Accessing Data with NFS v3

Describes how MapR works with NFS v3.

Unlike other Hadoop distributions that only allow cluster data import or import as a batch operation, MapR lets you mount the cluster itself using NFS so that your applications can read and write data directly. MapR allows direct file modification and multiple concurrent reads and writes using POSIX semantics. With a NFS-mounted cluster, you can read and write data directly with standard tools, applications, and scripts. For example, you could run a MapReduce application that outputs to a CSV file, then import the CSV file directly into SQL using NFS.
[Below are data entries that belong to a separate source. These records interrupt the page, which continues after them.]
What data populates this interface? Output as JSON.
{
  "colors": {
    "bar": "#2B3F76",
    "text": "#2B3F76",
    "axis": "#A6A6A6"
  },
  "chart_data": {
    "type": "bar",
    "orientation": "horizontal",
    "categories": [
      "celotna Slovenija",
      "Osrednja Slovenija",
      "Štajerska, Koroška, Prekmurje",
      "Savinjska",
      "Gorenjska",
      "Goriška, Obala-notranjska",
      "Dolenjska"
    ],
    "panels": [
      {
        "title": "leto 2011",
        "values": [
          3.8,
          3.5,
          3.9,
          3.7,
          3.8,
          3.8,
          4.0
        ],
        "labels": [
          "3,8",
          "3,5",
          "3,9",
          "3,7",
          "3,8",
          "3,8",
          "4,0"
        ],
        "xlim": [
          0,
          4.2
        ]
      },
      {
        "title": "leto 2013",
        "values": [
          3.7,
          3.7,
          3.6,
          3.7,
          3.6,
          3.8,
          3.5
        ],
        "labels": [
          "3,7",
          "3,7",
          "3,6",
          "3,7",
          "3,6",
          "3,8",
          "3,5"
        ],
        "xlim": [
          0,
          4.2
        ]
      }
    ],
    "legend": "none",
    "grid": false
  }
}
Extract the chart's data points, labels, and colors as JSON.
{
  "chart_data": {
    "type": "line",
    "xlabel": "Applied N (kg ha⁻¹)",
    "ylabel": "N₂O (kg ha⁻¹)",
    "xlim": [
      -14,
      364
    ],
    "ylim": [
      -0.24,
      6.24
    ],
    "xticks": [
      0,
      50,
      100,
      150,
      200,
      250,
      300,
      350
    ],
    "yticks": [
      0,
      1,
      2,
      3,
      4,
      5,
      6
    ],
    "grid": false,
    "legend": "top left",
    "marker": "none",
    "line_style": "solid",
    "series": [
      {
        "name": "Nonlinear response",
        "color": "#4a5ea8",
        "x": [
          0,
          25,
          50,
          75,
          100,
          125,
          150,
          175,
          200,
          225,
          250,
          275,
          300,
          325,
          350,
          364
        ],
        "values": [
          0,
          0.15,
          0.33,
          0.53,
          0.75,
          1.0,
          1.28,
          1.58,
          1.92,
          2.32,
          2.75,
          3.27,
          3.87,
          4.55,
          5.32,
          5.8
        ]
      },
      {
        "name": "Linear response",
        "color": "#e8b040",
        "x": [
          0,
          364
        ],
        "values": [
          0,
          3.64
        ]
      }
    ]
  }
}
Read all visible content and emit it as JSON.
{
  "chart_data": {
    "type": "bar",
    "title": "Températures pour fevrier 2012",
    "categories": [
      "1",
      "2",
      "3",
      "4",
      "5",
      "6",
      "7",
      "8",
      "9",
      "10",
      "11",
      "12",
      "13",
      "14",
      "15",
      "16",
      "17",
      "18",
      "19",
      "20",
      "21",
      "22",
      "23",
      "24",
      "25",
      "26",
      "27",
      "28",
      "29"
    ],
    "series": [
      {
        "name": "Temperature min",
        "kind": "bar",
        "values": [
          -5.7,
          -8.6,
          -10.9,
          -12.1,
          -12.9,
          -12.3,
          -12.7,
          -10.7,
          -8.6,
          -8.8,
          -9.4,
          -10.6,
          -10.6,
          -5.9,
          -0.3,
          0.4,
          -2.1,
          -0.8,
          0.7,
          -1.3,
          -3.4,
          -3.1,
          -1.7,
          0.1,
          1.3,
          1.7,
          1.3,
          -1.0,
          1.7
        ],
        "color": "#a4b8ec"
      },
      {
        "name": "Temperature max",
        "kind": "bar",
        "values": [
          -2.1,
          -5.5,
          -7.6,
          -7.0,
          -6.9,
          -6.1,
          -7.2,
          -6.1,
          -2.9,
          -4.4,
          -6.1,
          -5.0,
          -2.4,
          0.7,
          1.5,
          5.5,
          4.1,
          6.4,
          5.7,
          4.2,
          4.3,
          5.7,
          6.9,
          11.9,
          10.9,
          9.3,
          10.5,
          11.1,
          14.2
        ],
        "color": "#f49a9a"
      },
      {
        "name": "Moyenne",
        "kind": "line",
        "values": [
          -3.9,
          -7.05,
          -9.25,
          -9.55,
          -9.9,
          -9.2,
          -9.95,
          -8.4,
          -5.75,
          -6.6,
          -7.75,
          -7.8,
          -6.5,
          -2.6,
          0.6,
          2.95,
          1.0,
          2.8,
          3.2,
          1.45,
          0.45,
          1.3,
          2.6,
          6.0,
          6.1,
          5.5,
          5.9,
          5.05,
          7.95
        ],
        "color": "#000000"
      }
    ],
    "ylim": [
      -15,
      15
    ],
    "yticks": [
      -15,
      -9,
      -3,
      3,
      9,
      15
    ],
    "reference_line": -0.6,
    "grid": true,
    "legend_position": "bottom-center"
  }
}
MapR exports each cluster as the directory /mapr/<cluster name> (for example, /mapr/my.cluster.com). If you create a mount point with the local path /mapr, then Hadoop FS paths and NFS v3 paths to the cluster will be the same. This makes it easy to work on the same files using NFS v3 and Hadoop. In a multi-cluster setting, the clusters share a single namespace, and you can see them all by mounting the top-level /mapr directory.

WARNING MapR uses version 3 of the NFS protocol. NFS version 4 bypasses the port mapper and attempts to connect to the default port only. If you are running NFS on a non-standard port, mounts from NFS version 4 clients time out. Use the -o nfsvers=3 option to specify NFS v3.

You can mount the cluster on a Linux, Mac, or Windows client. Before you begin, make sure you know the hostname and directory of the NFS v3 share you plan to mount.